[bigbadb1319]

Exercise 4A:
Q2). a). Find the equation of the tangent to the curve with parametric equations x=3t-2sint, y=t² + tcost, at the point P, where t=pi/2

k i've done majority of this question, n got the gradient to be: pi/6
i can't work out the equation of the tangent, i know ur suppose to put in t=pi/2 in both x and y, but sumthings goin wrong!

Q3a). Find the equation of the normal to the curve with parametric equations x=e^t, y=e^t + e^-t, at point P, where t=2

again, i've done all of it, but at da back of the book it says da answer is x=1, but should it not be y=2, becuaue the gradient is 0, n when u put it in
y-y1=m(x-x1) it comes out as y=2?

Q3b).
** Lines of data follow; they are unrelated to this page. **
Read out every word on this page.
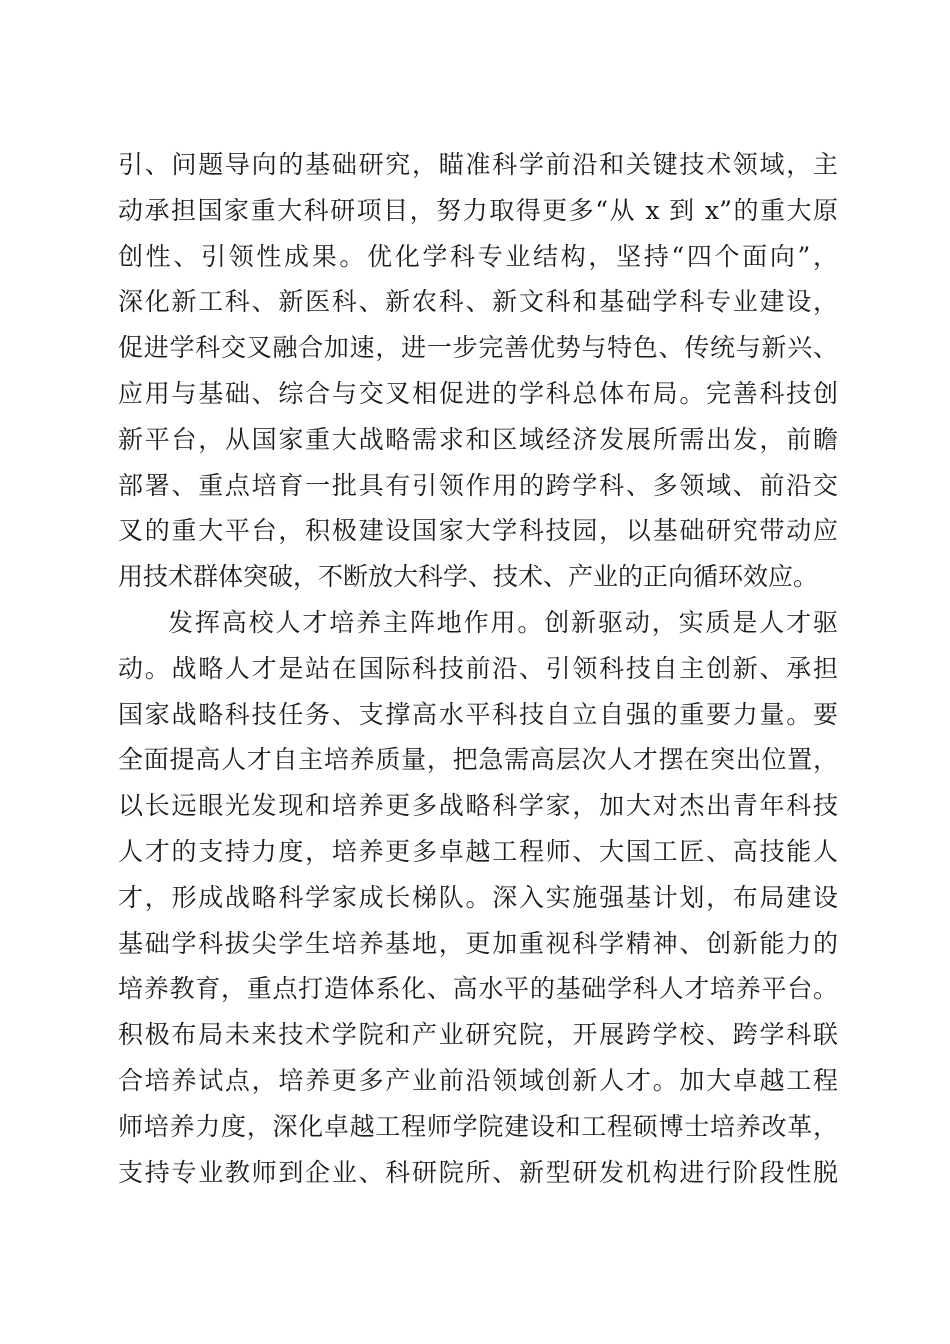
引、问题导向的基础研究，瞄准科学前沿和关键技术领域，主
动承担国家重大科研项目，努力取得更多“从 x 到 x”的重大原
创性、引领性成果。优化学科专业结构，坚持“四个面向”，
深化新工科、新医科、新农科、新文科和基础学科专业建设，
促进学科交叉融合加速，进一步完善优势与特色、传统与新兴、
应用与基础、综合与交叉相促进的学科总体布局。完善科技创
新平台，从国家重大战略需求和区域经济发展所需出发，前瞻
部署、重点培育一批具有引领作用的跨学科、多领域、前沿交
叉的重大平台，积极建设国家大学科技园，以基础研究带动应
用技术群体突破，不断放大科学、技术、产业的正向循环效应。
发挥高校人才培养主阵地作用。创新驱动，实质是人才驱
动。战略人才是站在国际科技前沿、引领科技自主创新、承担
国家战略科技任务、支撑高水平科技自立自强的重要力量。要
全面提高人才自主培养质量，把急需高层次人才摆在突出位置，
以长远眼光发现和培养更多战略科学家，加大对杰出青年科技
人才的支持力度，培养更多卓越工程师、大国工匠、高技能人
才，形成战略科学家成长梯队。深入实施强基计划，布局建设
基础学科拔尖学生培养基地，更加重视科学精神、创新能力的
培养教育，重点打造体系化、高水平的基础学科人才培养平台。
积极布局未来技术学院和产业研究院，开展跨学校、跨学科联
合培养试点，培养更多产业前沿领域创新人才。加大卓越工程
师培养力度，深化卓越工程师学院建设和工程硕博士培养改革，
支持专业教师到企业、科研院所、新型研发机构进行阶段性脱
Find the equation of the normal to the curve with parametric equations x=1 - cos2t, y=sin2t at the point P, where t=pi/6

i got dy/dx to be: 2cos2t/2sin2t, is that the same as 1/tan2t? and i can't seem to work out the rest, don't know what i'm doing wrong....!

any help would be much appreiated!! thanx

[Malik]

If gradient is pi/6 then gradient of tangent is pi/6 .
You need corrosponding x and y values so sub t=pi/2 into your x and y equations.

x=(3/2)pi-2 y=pi²/4 m=gradient=pi/6
plug all xym into =>y-y1=m(x-x1)
y-(pi²/4)=pi/6[x-(1.5pi-2)]
simiplify this for your answer.

[bigbadb1319]

Originally Posted by Malik

If gradient is pi/6 then gradient of tangent is pi/6 .
You need corrosponding x and y values so sub t=pi/2 into your x and y equations.

x=(3/2)pi-2 y=pi²/4 m=gradient=pi/6
plug all xym into =>y-y1=m(x-x1)
y-(pi²/4)=pi/6[x-(1.5pi-2)]
simiplify this for your answer.

alrite kl, k found out where i was goin wrong, wasn't sqaring pi!, any idea for the other ones?